Il nous faut aller plus loin dans la compréhension de cet Évangile : dans sa lettre aux Corinthiens, saint Paul écrit : « Vous êtes le temple du Christ, vous êtes le temple de Dieu » (1 Co 3,16). Il nous faut donc chasser de ce Temple tout ce qui rend impur. Les vendeurs que Jésus dénonce, c’est chacun de nous quand nous sommes encombrés par des préoccupations égoïstes ou mesquines. Ce n’est qu’en faisant le ménage en nous que nous pourrons retrouver Dieu. C’est absolument nécessaire si nous voulons accueillir dignement le Christ ressuscité.

Chaque dimanche, l’Évangile devient ce « fouet à cordes » que Jésus utilise pour changer notre cœur et notre vie. Le Seigneur est là pour chasser de nos cœurs l’attachement à nous-mêmes. Il renverse la ténacité que nous avons dans la poursuite de nos affaires à n’importe quel prix. Pour lui, il n’y a pas de bonheur contre les autres ni sans les autres. Et s’il n’y a pas de place pour Dieu dans notre vie, il n’y en aura pas pour nos frères non plus. L’Évangile nous est donné pour qu’il change nos cœurs. Ayons le courage de faire le « ménage du Carême » pour accueillir dignement le Christ de Pâques.

Si Jésus demeure en nous et nous en lui, alors nous sommes son corps, nous sommes son Temple. Dieu habite alors en nous, et tous ceux qui le veulent peuvent porter cette présence de Dieu partout dans le monde. Dieu, qui demeure en nous comme en sa propre maison, peut accomplir en nous et par nous des merveilles, si seulement nous le laissons faire.
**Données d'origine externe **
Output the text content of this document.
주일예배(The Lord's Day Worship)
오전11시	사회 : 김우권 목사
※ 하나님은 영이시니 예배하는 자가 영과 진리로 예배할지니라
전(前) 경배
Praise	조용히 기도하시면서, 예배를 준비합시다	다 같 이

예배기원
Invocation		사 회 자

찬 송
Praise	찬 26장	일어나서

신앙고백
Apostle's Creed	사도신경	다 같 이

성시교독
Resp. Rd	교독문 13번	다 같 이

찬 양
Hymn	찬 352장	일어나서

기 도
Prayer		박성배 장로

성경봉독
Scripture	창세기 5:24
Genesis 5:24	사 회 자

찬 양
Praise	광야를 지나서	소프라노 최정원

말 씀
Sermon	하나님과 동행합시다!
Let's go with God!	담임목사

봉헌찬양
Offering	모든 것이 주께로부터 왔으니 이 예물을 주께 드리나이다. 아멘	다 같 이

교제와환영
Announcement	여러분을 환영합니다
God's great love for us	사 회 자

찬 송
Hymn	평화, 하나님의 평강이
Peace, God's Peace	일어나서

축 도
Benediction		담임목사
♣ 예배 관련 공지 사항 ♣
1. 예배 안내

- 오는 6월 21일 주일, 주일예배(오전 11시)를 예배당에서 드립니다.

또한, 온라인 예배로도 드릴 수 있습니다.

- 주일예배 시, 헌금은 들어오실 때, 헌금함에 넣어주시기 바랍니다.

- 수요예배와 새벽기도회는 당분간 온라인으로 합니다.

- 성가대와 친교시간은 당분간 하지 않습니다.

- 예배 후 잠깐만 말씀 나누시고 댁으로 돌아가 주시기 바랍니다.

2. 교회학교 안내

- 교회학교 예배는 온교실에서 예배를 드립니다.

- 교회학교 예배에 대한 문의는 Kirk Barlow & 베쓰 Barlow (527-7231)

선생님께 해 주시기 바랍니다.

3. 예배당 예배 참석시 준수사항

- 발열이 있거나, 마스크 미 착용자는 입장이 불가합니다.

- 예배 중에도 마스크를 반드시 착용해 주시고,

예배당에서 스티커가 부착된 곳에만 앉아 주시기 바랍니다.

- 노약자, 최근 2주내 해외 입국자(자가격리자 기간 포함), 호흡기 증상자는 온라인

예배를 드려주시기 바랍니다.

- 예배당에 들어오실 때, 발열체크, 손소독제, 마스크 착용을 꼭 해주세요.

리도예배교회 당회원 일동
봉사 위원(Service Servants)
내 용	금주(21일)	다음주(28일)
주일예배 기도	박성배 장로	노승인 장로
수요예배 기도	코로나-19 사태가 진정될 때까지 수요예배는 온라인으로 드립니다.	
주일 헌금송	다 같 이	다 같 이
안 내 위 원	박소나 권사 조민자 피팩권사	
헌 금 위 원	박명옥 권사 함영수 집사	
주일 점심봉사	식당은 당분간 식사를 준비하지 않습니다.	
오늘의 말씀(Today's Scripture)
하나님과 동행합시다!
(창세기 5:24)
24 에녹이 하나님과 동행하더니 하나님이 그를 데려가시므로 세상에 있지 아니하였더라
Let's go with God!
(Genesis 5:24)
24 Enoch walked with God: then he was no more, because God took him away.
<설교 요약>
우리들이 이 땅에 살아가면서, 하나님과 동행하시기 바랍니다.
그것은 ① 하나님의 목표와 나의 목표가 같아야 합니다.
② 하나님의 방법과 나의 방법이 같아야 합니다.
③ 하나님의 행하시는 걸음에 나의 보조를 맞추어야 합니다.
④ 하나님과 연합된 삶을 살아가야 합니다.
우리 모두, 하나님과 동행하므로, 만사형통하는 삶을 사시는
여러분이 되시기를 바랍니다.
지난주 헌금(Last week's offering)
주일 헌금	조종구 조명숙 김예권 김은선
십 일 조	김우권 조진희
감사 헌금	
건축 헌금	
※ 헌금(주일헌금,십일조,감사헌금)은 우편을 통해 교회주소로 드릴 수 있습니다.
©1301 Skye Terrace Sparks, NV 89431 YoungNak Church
Si nous le croyons vraiment, Dieu fera de nous des apôtres qui, sans quitter leur modeste lieu de travail, iront par toute la terre porter cette présence de Dieu si nécessaire pour la paix dans le monde et le salut de l’humanité. Soyons alors fermes dans notre choix pour Dieu et mettons-le courageusement à la première place en nos vies.